Informasi adanya laporan tentang telah terjadi peristiwa seorang warga tewas kesetrum aliran listrik itu, dibenarkan oleh pihak Polisi Sektor (Polsek) Pademawu. Pihaknya, langsung terjun ke TKP untuk melakukan oleh TKP dan Identivikasi korban.

Kapolsek pademawu, AKP Suryono, melalui Wakapolsek Pademawu, IPDA Nanang HP,SH, menyatakan, mengetahui informasi laporan warga atas terjadinya peristiwa tersebut dirinya bersama anngota timnya langsung melakukan olah TKP dan mengidentifikasi korban serta memimtai beberapa keterangan saksi.

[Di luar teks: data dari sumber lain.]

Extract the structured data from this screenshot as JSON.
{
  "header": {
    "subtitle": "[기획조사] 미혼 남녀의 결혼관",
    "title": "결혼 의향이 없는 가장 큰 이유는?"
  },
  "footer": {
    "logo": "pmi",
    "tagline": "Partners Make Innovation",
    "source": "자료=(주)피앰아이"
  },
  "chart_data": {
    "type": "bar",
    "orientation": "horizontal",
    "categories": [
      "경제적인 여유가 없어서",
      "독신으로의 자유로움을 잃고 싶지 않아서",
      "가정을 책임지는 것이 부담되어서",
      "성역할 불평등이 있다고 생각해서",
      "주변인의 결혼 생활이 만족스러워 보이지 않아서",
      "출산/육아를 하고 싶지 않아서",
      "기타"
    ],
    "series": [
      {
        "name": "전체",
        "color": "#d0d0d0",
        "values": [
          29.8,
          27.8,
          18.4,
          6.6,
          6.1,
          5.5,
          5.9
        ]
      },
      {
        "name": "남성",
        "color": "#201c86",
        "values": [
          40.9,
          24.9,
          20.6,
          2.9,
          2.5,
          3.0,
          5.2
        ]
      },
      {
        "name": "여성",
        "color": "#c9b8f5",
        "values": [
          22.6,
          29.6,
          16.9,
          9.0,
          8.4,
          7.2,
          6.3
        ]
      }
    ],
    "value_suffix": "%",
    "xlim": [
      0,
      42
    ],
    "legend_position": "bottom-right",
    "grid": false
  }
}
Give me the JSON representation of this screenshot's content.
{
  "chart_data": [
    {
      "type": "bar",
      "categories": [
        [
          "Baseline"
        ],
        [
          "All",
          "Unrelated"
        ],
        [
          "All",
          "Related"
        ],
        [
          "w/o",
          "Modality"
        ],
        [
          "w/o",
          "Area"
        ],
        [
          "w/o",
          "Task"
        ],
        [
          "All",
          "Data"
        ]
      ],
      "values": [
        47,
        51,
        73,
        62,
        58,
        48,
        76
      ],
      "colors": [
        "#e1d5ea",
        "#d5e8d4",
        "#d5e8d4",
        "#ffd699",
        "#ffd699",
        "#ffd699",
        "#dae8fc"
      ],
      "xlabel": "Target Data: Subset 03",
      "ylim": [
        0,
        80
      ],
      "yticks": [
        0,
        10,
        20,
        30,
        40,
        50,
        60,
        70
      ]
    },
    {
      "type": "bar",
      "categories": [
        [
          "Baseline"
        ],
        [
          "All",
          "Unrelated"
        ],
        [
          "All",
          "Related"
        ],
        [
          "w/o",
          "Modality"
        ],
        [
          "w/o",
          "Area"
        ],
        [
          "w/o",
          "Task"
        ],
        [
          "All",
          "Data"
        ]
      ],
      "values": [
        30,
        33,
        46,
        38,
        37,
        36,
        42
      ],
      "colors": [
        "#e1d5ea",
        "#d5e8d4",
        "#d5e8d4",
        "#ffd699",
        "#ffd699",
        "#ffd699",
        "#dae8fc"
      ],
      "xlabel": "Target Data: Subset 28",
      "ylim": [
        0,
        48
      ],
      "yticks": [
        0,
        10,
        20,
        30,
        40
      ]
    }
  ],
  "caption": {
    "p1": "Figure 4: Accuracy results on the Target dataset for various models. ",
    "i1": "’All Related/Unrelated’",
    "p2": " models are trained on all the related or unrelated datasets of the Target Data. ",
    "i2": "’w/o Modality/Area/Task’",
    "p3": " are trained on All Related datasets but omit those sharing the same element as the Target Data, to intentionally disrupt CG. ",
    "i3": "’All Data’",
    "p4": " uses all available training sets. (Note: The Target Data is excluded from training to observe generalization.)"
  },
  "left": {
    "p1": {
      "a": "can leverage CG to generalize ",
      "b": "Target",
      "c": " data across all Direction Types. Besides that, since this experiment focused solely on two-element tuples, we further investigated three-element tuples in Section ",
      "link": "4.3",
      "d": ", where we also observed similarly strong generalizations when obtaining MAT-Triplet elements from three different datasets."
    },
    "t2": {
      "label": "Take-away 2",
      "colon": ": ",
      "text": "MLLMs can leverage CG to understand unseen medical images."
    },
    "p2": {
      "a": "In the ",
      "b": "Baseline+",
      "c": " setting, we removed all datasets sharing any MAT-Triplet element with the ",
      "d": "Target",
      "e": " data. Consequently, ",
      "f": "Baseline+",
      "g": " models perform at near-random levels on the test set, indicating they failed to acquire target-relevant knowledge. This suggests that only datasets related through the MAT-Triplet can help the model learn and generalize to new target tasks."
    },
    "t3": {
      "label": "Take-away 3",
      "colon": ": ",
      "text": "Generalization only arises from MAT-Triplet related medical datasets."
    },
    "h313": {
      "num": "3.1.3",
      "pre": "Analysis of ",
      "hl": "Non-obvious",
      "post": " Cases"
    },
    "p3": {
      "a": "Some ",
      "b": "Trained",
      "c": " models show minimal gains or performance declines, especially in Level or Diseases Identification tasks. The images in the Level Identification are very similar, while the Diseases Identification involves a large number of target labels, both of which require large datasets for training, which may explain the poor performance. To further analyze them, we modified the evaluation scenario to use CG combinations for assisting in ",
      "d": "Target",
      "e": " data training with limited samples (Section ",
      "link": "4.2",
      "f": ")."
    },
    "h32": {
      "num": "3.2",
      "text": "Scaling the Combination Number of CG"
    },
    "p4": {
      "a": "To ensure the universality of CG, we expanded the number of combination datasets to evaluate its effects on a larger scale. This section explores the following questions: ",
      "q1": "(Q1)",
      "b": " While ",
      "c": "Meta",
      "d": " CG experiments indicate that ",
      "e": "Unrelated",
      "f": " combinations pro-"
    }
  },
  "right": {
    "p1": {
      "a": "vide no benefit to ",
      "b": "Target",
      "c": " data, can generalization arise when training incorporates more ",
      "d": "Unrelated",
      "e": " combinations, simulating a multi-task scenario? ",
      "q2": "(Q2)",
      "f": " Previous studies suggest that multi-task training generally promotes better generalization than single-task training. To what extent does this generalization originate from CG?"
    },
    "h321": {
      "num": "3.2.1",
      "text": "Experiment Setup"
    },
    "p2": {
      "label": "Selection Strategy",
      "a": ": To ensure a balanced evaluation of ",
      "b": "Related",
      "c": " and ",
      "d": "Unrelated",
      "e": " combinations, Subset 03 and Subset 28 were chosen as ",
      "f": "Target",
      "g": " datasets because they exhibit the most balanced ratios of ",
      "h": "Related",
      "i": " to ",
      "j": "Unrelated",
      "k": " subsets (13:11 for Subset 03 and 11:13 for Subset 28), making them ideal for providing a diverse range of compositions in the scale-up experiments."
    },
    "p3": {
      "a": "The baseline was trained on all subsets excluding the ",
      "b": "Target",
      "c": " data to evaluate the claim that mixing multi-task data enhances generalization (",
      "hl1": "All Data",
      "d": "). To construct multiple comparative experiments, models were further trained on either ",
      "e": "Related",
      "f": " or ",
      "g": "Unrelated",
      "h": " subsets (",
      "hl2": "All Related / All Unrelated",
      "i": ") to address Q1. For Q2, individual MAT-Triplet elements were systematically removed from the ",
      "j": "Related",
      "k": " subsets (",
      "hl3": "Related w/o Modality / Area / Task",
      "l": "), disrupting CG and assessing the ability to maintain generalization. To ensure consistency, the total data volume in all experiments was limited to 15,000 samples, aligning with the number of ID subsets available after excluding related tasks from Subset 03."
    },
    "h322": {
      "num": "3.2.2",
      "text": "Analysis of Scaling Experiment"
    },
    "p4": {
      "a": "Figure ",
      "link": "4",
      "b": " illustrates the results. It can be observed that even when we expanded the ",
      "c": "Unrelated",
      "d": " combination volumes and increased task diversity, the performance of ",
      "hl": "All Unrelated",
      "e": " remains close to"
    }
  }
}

“Menyikapi laporan warga tentang adanya peristiwa itu, kami bersama tim langsung ke TKP dan langsung melakukan olah TKP serta melakukan identifikasi korban dan memimtai beberapa keterangan saksi,” Jelas Kapolsek pademawu, AKP Suryono, melalui Wakapolsek Pademawu, IPDA Nanang.

Baca:  Kementan Terus Kawal Penyaluran Pupuk Bersubsidi

Usai petugas melakukan Olah TKP dan Identivikasi korban, pihak keluarga korban langsung menyucikan jenazah korban untuk segera dimakamkan di Tempat Pemakaman Umum (TPU) di sekitar lokasi rumah korban.

Hal ini dilakukan, pasalnya karena pihak keluarga korban sudah sepakat utuk tidak dilakukan otopsi oleh pihak keamanan setempat lantaran menganggap peristiwa itu adalah murni sebuah musibah dari Tuhan yang dialami oleh korban itu sendiri pada saat membuat sambungan aliran listrik untuk penerangan pagar rumahnya yang baru di bangun.*(Nang/Ifa/Red).